Some of the best exercises include walking and reverse lunges. But to properly train for hiking downhill, you need to also include slow contractions. For instance, when you’re doing a walking lunge, make sure your back leg knee goes towards the floor for at least a few seconds.

3. Plyometric Training

Plyometric training is a type of exercise that uses the speed and force of movements to increase muscle power. These include box jumps and burpees. But keep in mind that these power training exercises require you to already have a strong lower body, so you should do resistance training for a few months before starting plyometrics.

4. Isometric Leg Training

This type of training requires you to freeze in a challenging position when doing an exercise.
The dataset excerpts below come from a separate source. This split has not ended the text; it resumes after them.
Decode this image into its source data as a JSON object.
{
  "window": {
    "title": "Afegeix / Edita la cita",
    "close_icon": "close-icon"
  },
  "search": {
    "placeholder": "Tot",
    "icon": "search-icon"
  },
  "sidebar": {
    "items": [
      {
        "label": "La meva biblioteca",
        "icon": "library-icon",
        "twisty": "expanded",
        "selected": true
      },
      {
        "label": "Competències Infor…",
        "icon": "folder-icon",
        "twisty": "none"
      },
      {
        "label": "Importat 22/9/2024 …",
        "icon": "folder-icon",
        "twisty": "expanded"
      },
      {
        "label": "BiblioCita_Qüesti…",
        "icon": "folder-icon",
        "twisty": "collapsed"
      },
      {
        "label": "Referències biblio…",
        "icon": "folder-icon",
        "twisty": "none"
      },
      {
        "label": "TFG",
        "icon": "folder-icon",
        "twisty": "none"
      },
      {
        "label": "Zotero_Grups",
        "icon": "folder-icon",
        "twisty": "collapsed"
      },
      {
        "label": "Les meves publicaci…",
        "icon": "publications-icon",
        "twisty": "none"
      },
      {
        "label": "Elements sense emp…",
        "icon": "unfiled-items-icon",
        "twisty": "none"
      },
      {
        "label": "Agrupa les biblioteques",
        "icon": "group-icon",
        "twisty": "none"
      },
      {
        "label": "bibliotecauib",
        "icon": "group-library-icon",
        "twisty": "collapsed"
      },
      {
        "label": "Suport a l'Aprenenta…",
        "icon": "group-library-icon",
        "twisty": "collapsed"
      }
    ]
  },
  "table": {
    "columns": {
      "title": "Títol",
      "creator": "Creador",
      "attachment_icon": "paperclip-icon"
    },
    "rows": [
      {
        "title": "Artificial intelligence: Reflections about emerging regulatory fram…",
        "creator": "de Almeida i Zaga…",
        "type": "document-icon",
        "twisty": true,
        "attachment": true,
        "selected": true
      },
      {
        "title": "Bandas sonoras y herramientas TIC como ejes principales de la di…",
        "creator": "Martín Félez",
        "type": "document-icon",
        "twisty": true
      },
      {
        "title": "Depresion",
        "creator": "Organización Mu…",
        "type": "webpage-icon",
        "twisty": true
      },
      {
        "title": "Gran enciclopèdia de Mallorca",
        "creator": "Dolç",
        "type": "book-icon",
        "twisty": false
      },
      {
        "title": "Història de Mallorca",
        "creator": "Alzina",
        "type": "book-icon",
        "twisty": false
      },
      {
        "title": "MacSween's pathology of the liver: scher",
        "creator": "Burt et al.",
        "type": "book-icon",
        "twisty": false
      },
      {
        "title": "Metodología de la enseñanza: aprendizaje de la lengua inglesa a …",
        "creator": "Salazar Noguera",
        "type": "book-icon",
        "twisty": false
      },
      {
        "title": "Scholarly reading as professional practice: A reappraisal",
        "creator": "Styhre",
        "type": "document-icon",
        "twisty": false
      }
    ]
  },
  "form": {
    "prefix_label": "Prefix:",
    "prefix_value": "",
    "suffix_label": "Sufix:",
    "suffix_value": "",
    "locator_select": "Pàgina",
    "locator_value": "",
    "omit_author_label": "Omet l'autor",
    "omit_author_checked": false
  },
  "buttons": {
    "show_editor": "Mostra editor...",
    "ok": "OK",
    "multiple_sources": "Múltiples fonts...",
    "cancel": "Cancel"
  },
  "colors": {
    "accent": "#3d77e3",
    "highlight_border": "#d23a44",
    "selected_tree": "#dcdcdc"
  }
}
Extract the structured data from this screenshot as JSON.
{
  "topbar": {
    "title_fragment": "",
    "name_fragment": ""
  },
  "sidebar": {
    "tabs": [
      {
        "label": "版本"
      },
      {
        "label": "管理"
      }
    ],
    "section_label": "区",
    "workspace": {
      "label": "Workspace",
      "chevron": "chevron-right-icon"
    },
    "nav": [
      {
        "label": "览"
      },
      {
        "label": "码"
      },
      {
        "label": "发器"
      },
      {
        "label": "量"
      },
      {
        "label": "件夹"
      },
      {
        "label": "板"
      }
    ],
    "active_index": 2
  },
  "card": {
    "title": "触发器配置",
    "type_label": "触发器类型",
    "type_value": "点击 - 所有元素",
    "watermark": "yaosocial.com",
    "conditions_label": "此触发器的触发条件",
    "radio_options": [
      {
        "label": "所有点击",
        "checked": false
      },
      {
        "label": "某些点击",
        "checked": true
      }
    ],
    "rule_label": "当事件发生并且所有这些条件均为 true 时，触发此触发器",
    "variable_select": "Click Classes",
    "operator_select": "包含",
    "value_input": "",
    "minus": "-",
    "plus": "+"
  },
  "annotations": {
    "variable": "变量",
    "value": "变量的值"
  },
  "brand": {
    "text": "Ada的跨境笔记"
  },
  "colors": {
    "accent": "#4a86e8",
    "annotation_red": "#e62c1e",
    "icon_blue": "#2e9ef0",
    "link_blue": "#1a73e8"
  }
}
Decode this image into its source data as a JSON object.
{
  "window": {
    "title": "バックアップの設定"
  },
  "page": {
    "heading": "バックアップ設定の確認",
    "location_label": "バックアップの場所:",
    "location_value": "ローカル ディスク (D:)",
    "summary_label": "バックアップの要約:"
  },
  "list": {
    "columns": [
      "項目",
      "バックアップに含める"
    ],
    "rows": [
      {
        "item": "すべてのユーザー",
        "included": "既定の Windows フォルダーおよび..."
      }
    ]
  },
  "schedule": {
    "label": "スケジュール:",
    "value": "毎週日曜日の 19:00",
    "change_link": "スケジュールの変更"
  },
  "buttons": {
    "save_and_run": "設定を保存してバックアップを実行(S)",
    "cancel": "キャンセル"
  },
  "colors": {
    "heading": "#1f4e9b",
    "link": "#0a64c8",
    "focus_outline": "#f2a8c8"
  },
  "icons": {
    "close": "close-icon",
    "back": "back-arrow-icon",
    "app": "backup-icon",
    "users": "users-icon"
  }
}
Wall sits and planks are good examples. These exercises help you strengthen your leg muscles and improve your range of motion.

5. Balance Training

The best way to lower your chance of stumbling on a trail is to practice your balance. This type of training requires you to do exercises that strengthen the muscles that help keep you upright.

Best Equipment To Help Mitigate Knee Pain When Hiking

Aside from having a good fitness level, you also need proper equipment that will protect you from knee pain while on the trail.

1. Hiking Boots

Your footwear is the most important piece of your hiking equipment. They need to have good traction, and be sturdy yet flexible enough to allow you a wide range of motion. They also need to be comfortable, a good fit, and broken in.

2. Trekking Poles

As I’ve already stated, trekking poles aren’t reserved for the elderly. They lessen the forces on your lower body extremities by redistributing some of the load to your arms and shoulder. Trekking poles also help you keep balance on uneven and harsh terrain.

3. Knee Brace

There are different types of knee braces, including pull-up sleeves, knee straps, neoprene and magnetic braces. They each are most suitable for specific situations, so pick the one that suits your physical conditions.

There are a few things to pay attention to. If your knee is swelling, for instance, use an adjustable knee support that can’t stop your circulation once the swelling increases. During hot weather, you might want to use a knee brace with less skin covering, so that you don’t sweat as much.

4. Kinesio Tape

This type of tape is used to stabilize the injured area by applying light pressure to the tissue it’s wrapped around. It doesn’t restrict your movement – it puts just enough pressure and support to facilitate strength in your muscles. That way, the tape allows the connective tissue surrounding the affected muscle or tendon to move along with the body.

5. Weighted Vests

Weighted vests are a great tool for building strength. You can find these vests weighing from 12 to 150 pounds. When choosing, keep in mind that a weighted vest should not weigh more than 10 percent of your body weight.

What’s more, you should know that if you’re already experiencing knee or back pain, wearing a weighted vest for additional resistance may worsen your current condition. In that case, it’s best to deal with the injury first, then start wearing a weighted vest once it’s healed.

6. Extra Packed Weight

If you don’t have a weight vest, no worries – you can wear a heavy backpack instead. After all, you’ll wear the same thing on a hike. If you train your ankles, knees, hips and back to tolerate a heavy pack, then you’ll have an easier time controlling your body weight and movement while hiking.

7. Physical Therapy

In most cases, knee pain can be mitigated with proper physical therapy. But, it has to be prescribed by a physical therapist. That’s not something you can or should come up with a routine on your own if you’re not an expert in the field.

In Conclusion

As you can see, prevention is the best cure when it comes to avoiding knee pain while hiking.

Whether you’ll be hiking in the snow or simply trying to get back out there, there are plenty of things you can do, from exercises to improve your endurance and strength, to upgrading your equipment so that you’ll have better balance and support.